That Was The Week 2023 #45
That Was The Week 2023, #45
A Tale of Two Weeks
It's Thanksgiving here in Palo Alto, and I should thank all the writers and producers whose work I read each week for the stimulation and provocation they provide. In case you do not all realize it, you are appreciated.
I always try to call out the creators of the content I curate at the top of That Was The Week, and I will continue to do so. Many appear every week.
Let us start with Brian Chesky, of AirBnB fame, this week. His X post is apt and to the point.
called this week's newsletter, A Tale of Two Weeks. Friends kindly noted that it has only been one week. It felt like two, and to Brian Chesky's point, we learned a lot.

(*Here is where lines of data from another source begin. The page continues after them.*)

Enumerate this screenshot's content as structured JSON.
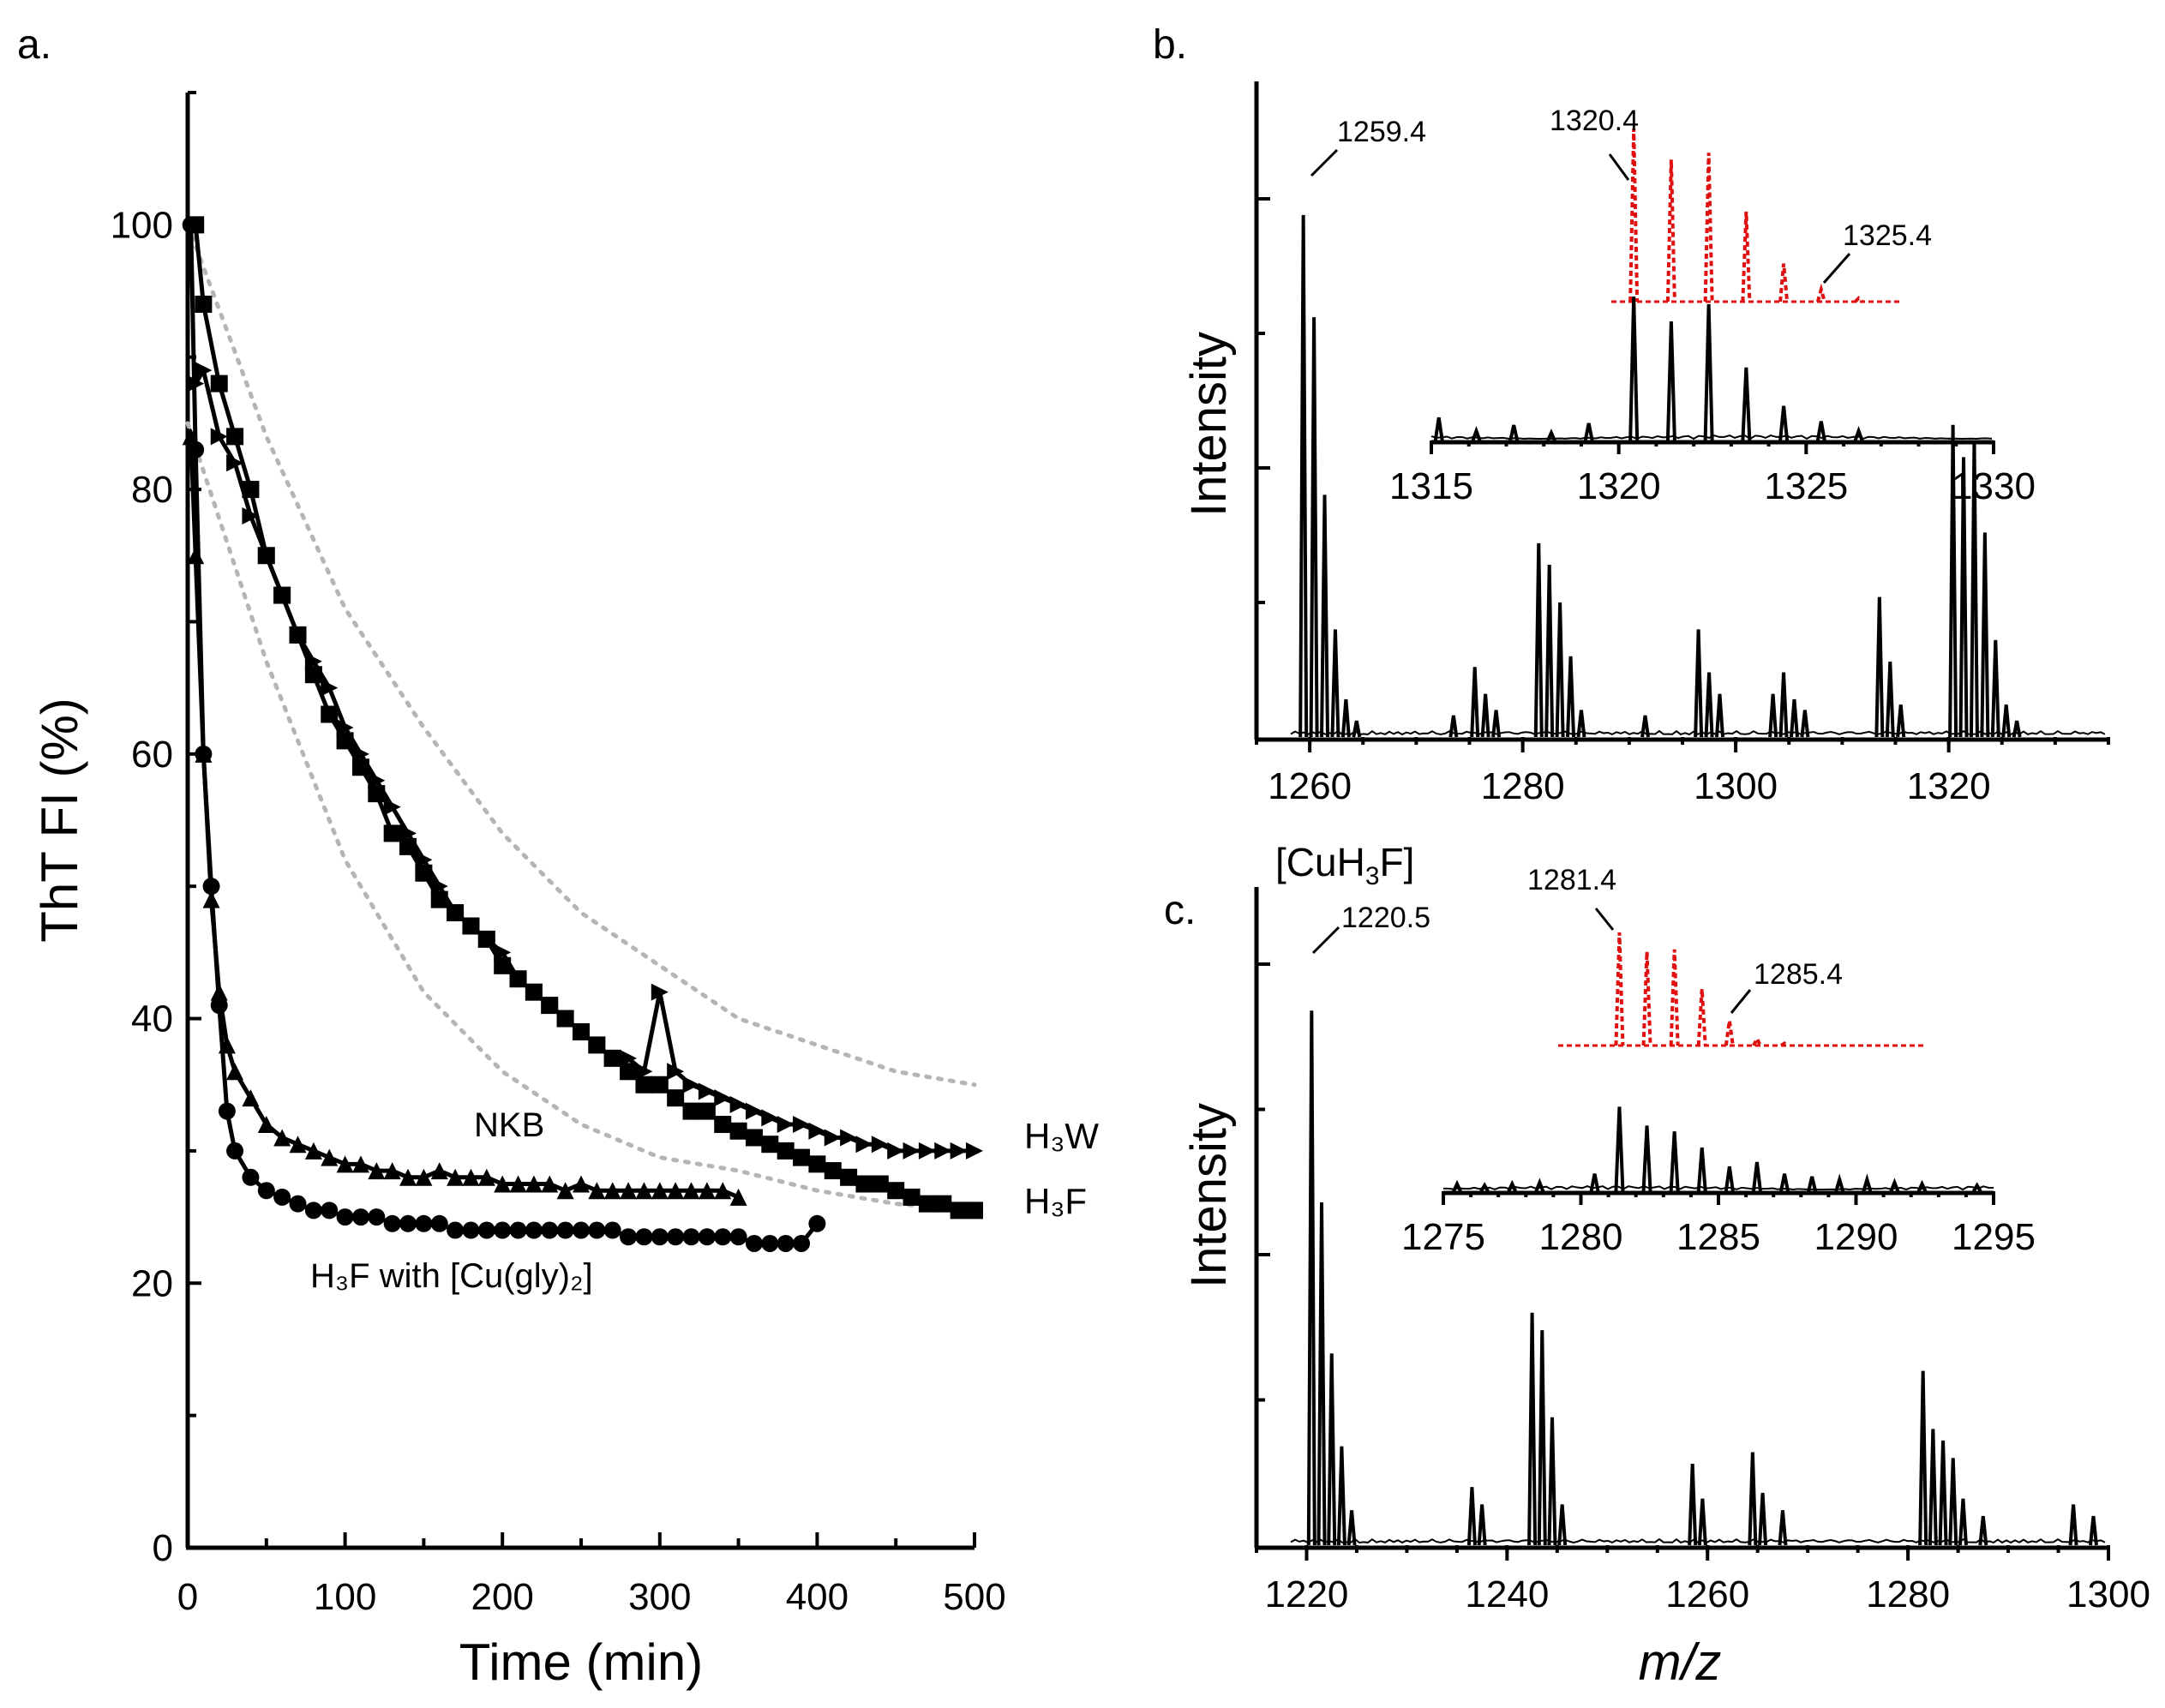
{
  "panels": {
    "a": "a.",
    "b": "b.",
    "c": "c."
  },
  "chart_data": [
    {
      "id": "a",
      "type": "scatter",
      "title": "",
      "xlabel": "Time (min)",
      "ylabel": "ThT FI (%)",
      "xlim": [
        0,
        500
      ],
      "ylim": [
        0,
        110
      ],
      "xticks": [
        0,
        100,
        200,
        300,
        400,
        500
      ],
      "yticks": [
        0,
        20,
        40,
        60,
        80,
        100
      ],
      "series": [
        {
          "name": "H3W",
          "marker": "triangle-right",
          "fit": "solid",
          "x": [
            5,
            10,
            20,
            30,
            40,
            50,
            60,
            70,
            80,
            90,
            100,
            110,
            120,
            130,
            140,
            150,
            160,
            170,
            180,
            190,
            200,
            210,
            220,
            230,
            240,
            250,
            260,
            270,
            280,
            290,
            300,
            310,
            320,
            330,
            340,
            350,
            360,
            370,
            380,
            390,
            400,
            410,
            420,
            430,
            440,
            450,
            460,
            470,
            480,
            490,
            500
          ],
          "y": [
            88,
            89,
            84,
            82,
            78,
            75,
            72,
            69,
            67,
            65,
            62,
            60,
            58,
            56,
            54,
            52,
            50,
            48,
            47,
            46,
            45,
            43,
            42,
            41,
            40,
            39,
            38,
            37,
            37,
            36,
            42,
            36,
            35,
            34.5,
            34,
            33.5,
            33,
            32.5,
            32,
            32,
            31.5,
            31,
            31,
            30.5,
            30.5,
            30,
            30,
            30,
            30,
            30,
            30
          ]
        },
        {
          "name": "H3F",
          "marker": "square",
          "fit": "solid",
          "x": [
            5,
            10,
            20,
            30,
            40,
            50,
            60,
            70,
            80,
            90,
            100,
            110,
            120,
            130,
            140,
            150,
            160,
            170,
            180,
            190,
            200,
            210,
            220,
            230,
            240,
            250,
            260,
            270,
            280,
            290,
            300,
            310,
            320,
            330,
            340,
            350,
            360,
            370,
            380,
            390,
            400,
            410,
            420,
            430,
            440,
            450,
            460,
            470,
            480,
            490,
            500
          ],
          "y": [
            100,
            94,
            88,
            84,
            80,
            75,
            72,
            69,
            66,
            63,
            61,
            59,
            57,
            54,
            53,
            51,
            49,
            48,
            47,
            46,
            44,
            43,
            42,
            41,
            40,
            39,
            38,
            37,
            36,
            35,
            35,
            34,
            33,
            33,
            32,
            31.5,
            31,
            30.5,
            30,
            29.5,
            29,
            28.5,
            28,
            27.5,
            27.5,
            27,
            26.5,
            26,
            26,
            25.5,
            25.5
          ]
        },
        {
          "name": "NKB",
          "marker": "triangle-up",
          "fit": "solid",
          "x": [
            2,
            5,
            10,
            15,
            20,
            25,
            30,
            40,
            50,
            60,
            70,
            80,
            90,
            100,
            110,
            120,
            130,
            140,
            150,
            160,
            170,
            180,
            190,
            200,
            210,
            220,
            230,
            240,
            250,
            260,
            270,
            280,
            290,
            300,
            310,
            320,
            330,
            340,
            350
          ],
          "y": [
            84,
            75,
            60,
            49,
            42,
            38,
            36,
            34,
            32,
            31,
            30.5,
            30,
            29.5,
            29,
            29,
            28.5,
            28.5,
            28,
            28,
            28.5,
            28,
            28,
            28,
            27.5,
            27.5,
            27.5,
            27.5,
            27,
            27.5,
            27,
            27,
            27,
            27,
            27,
            27,
            27,
            27,
            27,
            26.5
          ]
        },
        {
          "name": "H3F with [Cu(gly)2]",
          "marker": "circle",
          "fit": "solid",
          "x": [
            2,
            5,
            10,
            15,
            20,
            25,
            30,
            40,
            50,
            60,
            70,
            80,
            90,
            100,
            110,
            120,
            130,
            140,
            150,
            160,
            170,
            180,
            190,
            200,
            210,
            220,
            230,
            240,
            250,
            260,
            270,
            280,
            290,
            300,
            310,
            320,
            330,
            340,
            350,
            360,
            370,
            380,
            390,
            400
          ],
          "y": [
            100,
            83,
            60,
            50,
            41,
            33,
            30,
            28,
            27,
            26.5,
            26,
            25.5,
            25.5,
            25,
            25,
            25,
            24.5,
            24.5,
            24.5,
            24.5,
            24,
            24,
            24,
            24,
            24,
            24,
            24,
            24,
            24,
            24,
            24,
            23.5,
            23.5,
            23.5,
            23.5,
            23.5,
            23.5,
            23.5,
            23.5,
            23,
            23,
            23,
            23,
            24.5
          ]
        }
      ],
      "reference_curves": [
        {
          "name": "ref-upper",
          "style": "dotted-gray",
          "x": [
            0,
            50,
            100,
            150,
            200,
            250,
            300,
            350,
            400,
            450,
            500
          ],
          "y": [
            100,
            84,
            71,
            62,
            54,
            48,
            44,
            40,
            38,
            36,
            35
          ]
        },
        {
          "name": "ref-lower",
          "style": "dotted-gray",
          "x": [
            0,
            50,
            100,
            150,
            200,
            250,
            300,
            350,
            400,
            450,
            500
          ],
          "y": [
            85,
            67,
            52,
            42,
            36,
            32,
            29.5,
            28.5,
            27,
            26,
            25.5
          ]
        }
      ],
      "annotations": {
        "h3w": "H₃W",
        "h3f": "H₃F",
        "nkb": "NKB",
        "cu": "H₃F with [Cu(gly)₂]"
      }
    },
    {
      "id": "b",
      "type": "line",
      "title": "",
      "xlabel": "",
      "ylabel": "Intensity",
      "xlim": [
        1255,
        1335
      ],
      "ylim": [
        0,
        1
      ],
      "xticks": [
        1260,
        1280,
        1300,
        1320
      ],
      "peaks": [
        [
          1259.4,
          0.97
        ],
        [
          1260.4,
          0.78
        ],
        [
          1261.4,
          0.45
        ],
        [
          1262.4,
          0.2
        ],
        [
          1263.4,
          0.07
        ],
        [
          1264.4,
          0.03
        ],
        [
          1273.5,
          0.04
        ],
        [
          1275.5,
          0.13
        ],
        [
          1276.5,
          0.08
        ],
        [
          1277.5,
          0.05
        ],
        [
          1281.5,
          0.36
        ],
        [
          1282.5,
          0.32
        ],
        [
          1283.5,
          0.25
        ],
        [
          1284.5,
          0.15
        ],
        [
          1285.5,
          0.05
        ],
        [
          1291.5,
          0.04
        ],
        [
          1296.5,
          0.2
        ],
        [
          1297.5,
          0.12
        ],
        [
          1298.5,
          0.08
        ],
        [
          1303.5,
          0.08
        ],
        [
          1304.5,
          0.12
        ],
        [
          1305.5,
          0.07
        ],
        [
          1306.5,
          0.05
        ],
        [
          1313.5,
          0.26
        ],
        [
          1314.5,
          0.14
        ],
        [
          1315.5,
          0.06
        ],
        [
          1320.4,
          0.58
        ],
        [
          1321.4,
          0.52
        ],
        [
          1322.4,
          0.55
        ],
        [
          1323.4,
          0.38
        ],
        [
          1324.4,
          0.18
        ],
        [
          1325.4,
          0.06
        ],
        [
          1326.4,
          0.03
        ]
      ],
      "peak_labels": [
        "1259.4"
      ],
      "inset": {
        "xlim": [
          1315,
          1330
        ],
        "xticks": [
          1315,
          1320,
          1325,
          1330
        ],
        "experimental": [
          [
            1315.2,
            0.12
          ],
          [
            1316.2,
            0.05
          ],
          [
            1317.2,
            0.08
          ],
          [
            1318.2,
            0.04
          ],
          [
            1319.2,
            0.09
          ],
          [
            1320.4,
            0.75
          ],
          [
            1321.4,
            0.62
          ],
          [
            1322.4,
            0.71
          ],
          [
            1323.4,
            0.38
          ],
          [
            1324.4,
            0.18
          ],
          [
            1325.4,
            0.1
          ],
          [
            1326.4,
            0.05
          ]
        ],
        "simulated": [
          [
            1320.4,
            1.0
          ],
          [
            1321.4,
            0.82
          ],
          [
            1322.4,
            0.86
          ],
          [
            1323.4,
            0.52
          ],
          [
            1324.4,
            0.22
          ],
          [
            1325.4,
            0.07
          ],
          [
            1326.4,
            0.02
          ]
        ],
        "labels": [
          "1320.4",
          "1325.4"
        ]
      }
    },
    {
      "id": "c",
      "type": "line",
      "title": "[CuH3F]",
      "xlabel": "m/z",
      "ylabel": "Intensity",
      "xlim": [
        1215,
        1300
      ],
      "ylim": [
        0,
        1
      ],
      "xticks": [
        1220,
        1240,
        1260,
        1280,
        1300
      ],
      "peaks": [
        [
          1220.5,
          0.92
        ],
        [
          1221.5,
          0.59
        ],
        [
          1222.5,
          0.33
        ],
        [
          1223.5,
          0.17
        ],
        [
          1224.5,
          0.06
        ],
        [
          1236.5,
          0.1
        ],
        [
          1237.5,
          0.07
        ],
        [
          1242.5,
          0.4
        ],
        [
          1243.5,
          0.37
        ],
        [
          1244.5,
          0.22
        ],
        [
          1245.5,
          0.07
        ],
        [
          1258.5,
          0.14
        ],
        [
          1259.5,
          0.08
        ],
        [
          1264.5,
          0.16
        ],
        [
          1265.5,
          0.09
        ],
        [
          1267.5,
          0.06
        ],
        [
          1281.5,
          0.3
        ],
        [
          1282.5,
          0.2
        ],
        [
          1283.5,
          0.18
        ],
        [
          1284.5,
          0.15
        ],
        [
          1285.5,
          0.08
        ],
        [
          1287.5,
          0.05
        ],
        [
          1296.5,
          0.07
        ],
        [
          1298.5,
          0.05
        ]
      ],
      "peak_labels": [
        "1220.5"
      ],
      "inset": {
        "xlim": [
          1275,
          1295
        ],
        "xticks": [
          1275,
          1280,
          1285,
          1290,
          1295
        ],
        "experimental": [
          [
            1275.5,
            0.05
          ],
          [
            1276.5,
            0.04
          ],
          [
            1277.5,
            0.05
          ],
          [
            1278.5,
            0.06
          ],
          [
            1280.5,
            0.12
          ],
          [
            1281.4,
            0.58
          ],
          [
            1282.4,
            0.45
          ],
          [
            1283.4,
            0.41
          ],
          [
            1284.4,
            0.3
          ],
          [
            1285.4,
            0.17
          ],
          [
            1286.4,
            0.2
          ],
          [
            1287.4,
            0.12
          ],
          [
            1288.4,
            0.1
          ],
          [
            1289.4,
            0.08
          ],
          [
            1290.4,
            0.08
          ],
          [
            1291.4,
            0.06
          ],
          [
            1292.4,
            0.05
          ],
          [
            1294.4,
            0.04
          ]
        ],
        "simulated": [
          [
            1281.4,
            1.0
          ],
          [
            1282.4,
            0.83
          ],
          [
            1283.4,
            0.85
          ],
          [
            1284.4,
            0.5
          ],
          [
            1285.4,
            0.22
          ],
          [
            1286.4,
            0.06
          ],
          [
            1287.4,
            0.02
          ]
        ],
        "labels": [
          "1281.4",
          "1285.4"
        ]
      }
    }
  ]
}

EA and e /acc are now part of everyday conversation in tech circles. And we are starting to understand that ideology (or philosophy) plays a significant role in strategy. People are forced to take sides.
Last week, the EA (effective altruism) camp looked in the ascendancy. But this week, over 700 OpenAI employees sided with Sam Altman and Greg Brockman, resulting in their return to lead the company. The e/acc camp won. And that leads many advocates of effective altruism to question its relevance to startups.
There are also some new acronyms or labels to learn. Marc Andreessen is reposting @beffjezos on X, mentioning Decels.
The Decels want authoritarianism, which means the opponents of effective acceleration (e /acc) are now known as decelerators (Decels) and are considered to want to have the power to stop innovation (authoritarianism).
The e /acc lobby sees itself as humanistic at its core for innovation. It regards the Decels as authoritarian because they regard themselves as the moral arbiters of humanity.
Reading below, I also learned that similar schisms exist in TikTok. In this case, the acronym is BRG and apparently, it is like e /acc.
From Ryan Broderick:
Groups like Remilia and BRG are one half of an extremely stupid ideological battle tearing apart Silicon Valley - and OpenAI, specifically - right now. And before last Friday, the idea that the biggest names in tech could read too many blog posts and end up developing what are essentially two competing religions and could then be willing to blow up billion-dollar companies in defense of those religions was, honestly, too stupid to believe. And yet, here we are...
Which means it's worth understanding what these two sides want. And it essentially comes down to speed. On one side is effective altruism, or EA, and on the other is effective accelerationism, or e/acc, which is mainly what BRG is promoting on TikTok right now.
I'm afraid I have to disagree with Ryan that the disputes are "stupid." And I do not agree with him in his characterization of the two sides:
The altruists, which includes folks like Elon Musk and Sam Bankman-Fried, believe that maximum human happiness is a math equation you can solve with money, which should be what steers technological innovation. While the accelerationists believe almost the inverse, that innovation matters more than human happiness and the internet can, and should, rewire how our brains work. Either way, both groups are obsessed with race science, want to replace democratic institutions with privately-owned automations - that they control - and are utterly convinced that technology and, specifically, the emergence of AI is a cataclysmic doomsday moment for humanity. The accelerationists just think it should happen immediately
Last week's editorial explains the differences quite well. But suffice it to say that Ryan's definitions are way off. Both movements are ill-defined and have yet to be clearly articulated thoroughly. It would be unfair to create a binary world of only two views or to assume any individual is a 100% clone of groupthink. Many good people are grappling with critical philosophical issues. Most have not defined themselves into a strict camp.
So why am I inclined to side with the e /acc camp?
Mainly because e /acc is against a fear-driven elitist attempt to stop or slow down AI innovation; for me, that is sufficient. I see no evidence of anti-democratic or technocratic thinking. Indeed, with Altman and his WorldCoin project, there is evidence of the opposite - a genuine belief in using the wealth created by automation to serve human progress.
The entire European enlightenment that modern democracy was predicated on was broadly e /acc-like.
Once we accept the EA view that self-imposed limits to innovation, especially limits placed in the hands of elites and argued for due to fear, are required, we give up on the human ability to innovate freely using science alone
Of course, science needs to align with human good. So far, there is no evidence that AI does not.
At the core of democracy is wealth creation. At the heart of wealth creation is innovation. Most innovators are, by nature, rule breakers. The right to break the rules and learn is at the very essence of civilization. Once the rules win, the rulers win. And rulers are usually self-interested and not aligned with human evolution. For that reason, I'm with e /acc, not EA.
Much of this week's curated content has these threads running through them. Clarity of purpose around innovation is essential.